52. A tour guide should have a mother-in-law's mouth, a mother's heart, treat guests, learn from A Qing's sister-in-law, laugh when you meet, and don't think about it afterwards; All the guests came, all with one mouth. As soon as people leave, the tea gets cold, everything at home is thriving, and the family never stops.
53. Playing cards well shows that you have brains, you are good at playing cards, your thinking is clear, you are good at playing cards, you know the economy, you are not afraid of being blown up, you are courageous, you win quietly, you are shrewd, you don't surrender when you lose, and you have a strong sense of competition.
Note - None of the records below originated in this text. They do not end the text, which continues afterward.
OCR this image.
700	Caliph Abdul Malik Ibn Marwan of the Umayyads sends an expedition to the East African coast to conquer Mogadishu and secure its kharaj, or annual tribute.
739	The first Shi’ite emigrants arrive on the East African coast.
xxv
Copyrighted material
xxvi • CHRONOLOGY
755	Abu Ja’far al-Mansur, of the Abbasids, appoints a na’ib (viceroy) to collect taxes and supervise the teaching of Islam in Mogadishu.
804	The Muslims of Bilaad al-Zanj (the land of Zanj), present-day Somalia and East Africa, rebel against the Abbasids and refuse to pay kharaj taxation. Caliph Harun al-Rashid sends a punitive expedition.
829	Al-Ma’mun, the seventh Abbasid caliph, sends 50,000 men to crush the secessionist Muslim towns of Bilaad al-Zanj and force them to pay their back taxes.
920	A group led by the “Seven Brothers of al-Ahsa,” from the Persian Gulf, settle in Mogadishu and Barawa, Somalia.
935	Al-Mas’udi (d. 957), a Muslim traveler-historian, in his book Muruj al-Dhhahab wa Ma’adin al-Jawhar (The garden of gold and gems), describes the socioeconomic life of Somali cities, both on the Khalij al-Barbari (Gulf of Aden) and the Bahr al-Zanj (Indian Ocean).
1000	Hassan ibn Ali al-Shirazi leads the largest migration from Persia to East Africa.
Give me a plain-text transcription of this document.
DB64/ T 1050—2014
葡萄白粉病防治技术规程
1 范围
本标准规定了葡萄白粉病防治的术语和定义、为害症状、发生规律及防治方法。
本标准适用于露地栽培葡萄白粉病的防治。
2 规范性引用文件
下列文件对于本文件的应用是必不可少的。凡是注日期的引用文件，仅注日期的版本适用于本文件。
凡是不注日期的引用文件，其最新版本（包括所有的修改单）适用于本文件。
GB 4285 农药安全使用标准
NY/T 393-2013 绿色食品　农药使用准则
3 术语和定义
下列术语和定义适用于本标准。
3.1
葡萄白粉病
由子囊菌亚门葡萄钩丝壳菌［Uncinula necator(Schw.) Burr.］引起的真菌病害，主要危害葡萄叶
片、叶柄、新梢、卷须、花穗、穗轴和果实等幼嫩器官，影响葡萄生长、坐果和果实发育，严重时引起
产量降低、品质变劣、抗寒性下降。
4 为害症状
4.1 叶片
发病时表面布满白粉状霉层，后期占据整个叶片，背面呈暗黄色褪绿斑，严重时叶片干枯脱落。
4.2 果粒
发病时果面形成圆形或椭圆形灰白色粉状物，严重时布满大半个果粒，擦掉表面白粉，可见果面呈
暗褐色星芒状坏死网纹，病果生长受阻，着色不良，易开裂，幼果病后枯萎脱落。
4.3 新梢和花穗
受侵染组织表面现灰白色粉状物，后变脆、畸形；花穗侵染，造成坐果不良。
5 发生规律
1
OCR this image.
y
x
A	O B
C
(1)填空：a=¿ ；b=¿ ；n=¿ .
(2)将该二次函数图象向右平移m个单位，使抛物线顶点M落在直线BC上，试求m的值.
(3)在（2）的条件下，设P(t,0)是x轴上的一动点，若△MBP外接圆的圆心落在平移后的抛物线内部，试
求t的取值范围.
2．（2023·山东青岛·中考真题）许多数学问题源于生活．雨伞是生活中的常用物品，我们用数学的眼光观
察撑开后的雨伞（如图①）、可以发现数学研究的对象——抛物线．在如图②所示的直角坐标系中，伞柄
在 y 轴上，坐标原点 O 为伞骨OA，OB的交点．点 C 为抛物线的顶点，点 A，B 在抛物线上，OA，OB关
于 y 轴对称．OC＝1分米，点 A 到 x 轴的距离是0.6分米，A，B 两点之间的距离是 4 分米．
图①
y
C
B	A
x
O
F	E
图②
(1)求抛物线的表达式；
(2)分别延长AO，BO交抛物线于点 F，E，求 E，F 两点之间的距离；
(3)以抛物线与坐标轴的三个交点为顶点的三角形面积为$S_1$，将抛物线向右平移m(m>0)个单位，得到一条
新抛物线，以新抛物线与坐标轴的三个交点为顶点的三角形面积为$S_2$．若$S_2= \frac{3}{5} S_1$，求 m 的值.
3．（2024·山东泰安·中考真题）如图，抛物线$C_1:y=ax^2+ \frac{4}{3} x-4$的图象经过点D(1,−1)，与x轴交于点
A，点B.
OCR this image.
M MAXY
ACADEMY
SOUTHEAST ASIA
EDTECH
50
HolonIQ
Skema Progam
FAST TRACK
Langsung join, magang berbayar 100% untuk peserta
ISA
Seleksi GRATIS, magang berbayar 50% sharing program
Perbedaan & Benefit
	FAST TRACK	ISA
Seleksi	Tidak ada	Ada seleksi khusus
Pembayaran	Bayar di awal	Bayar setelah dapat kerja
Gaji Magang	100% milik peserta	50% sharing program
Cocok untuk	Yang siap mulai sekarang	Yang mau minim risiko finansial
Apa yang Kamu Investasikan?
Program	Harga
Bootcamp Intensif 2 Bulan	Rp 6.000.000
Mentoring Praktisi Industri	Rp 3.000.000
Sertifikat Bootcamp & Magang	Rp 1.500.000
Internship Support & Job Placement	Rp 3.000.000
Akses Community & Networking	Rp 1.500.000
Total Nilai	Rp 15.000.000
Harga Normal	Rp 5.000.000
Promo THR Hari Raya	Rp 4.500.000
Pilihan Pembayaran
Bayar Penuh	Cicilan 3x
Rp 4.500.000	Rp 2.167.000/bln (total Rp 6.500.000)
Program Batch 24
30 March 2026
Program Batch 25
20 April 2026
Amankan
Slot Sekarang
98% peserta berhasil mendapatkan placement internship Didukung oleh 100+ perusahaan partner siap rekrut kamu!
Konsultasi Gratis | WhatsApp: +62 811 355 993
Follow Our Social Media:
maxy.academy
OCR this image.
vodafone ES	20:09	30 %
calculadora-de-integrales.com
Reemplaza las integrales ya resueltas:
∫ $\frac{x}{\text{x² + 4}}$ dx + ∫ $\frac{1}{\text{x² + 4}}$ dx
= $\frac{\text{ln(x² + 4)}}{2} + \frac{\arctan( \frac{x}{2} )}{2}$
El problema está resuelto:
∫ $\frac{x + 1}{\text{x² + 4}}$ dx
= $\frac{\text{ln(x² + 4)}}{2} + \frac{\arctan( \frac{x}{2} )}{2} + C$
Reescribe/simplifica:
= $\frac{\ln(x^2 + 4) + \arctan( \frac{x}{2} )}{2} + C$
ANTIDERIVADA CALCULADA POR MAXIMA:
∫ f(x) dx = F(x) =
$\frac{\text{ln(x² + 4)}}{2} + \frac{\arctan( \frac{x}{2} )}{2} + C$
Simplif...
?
54, moonlight in front of the window, the original debt collection shortage; Looking up, I saw a big water tank; I wish I didn't work hard when I was a child and played games all day. It's not too late to turn your back!
55. Smoking, drinking, playing mahjong and falling in love with the Internet. Crazy with you, surfing with you, uh-huh until dawn. I patted the powder and kissed it in the middle of the road. Take a shower, blow bubbles, and sleep with your wife.
56. Anyone who loves is heartbroken, and it's bad luck to do anything. I felt ashamed, like soot on the ground, but I was helpless. I fell asleep and woke up drunk. I didn't expect the legs of the bed to be half disabled and not fall down, just sitting on a screwdriver, damn it! My thigh!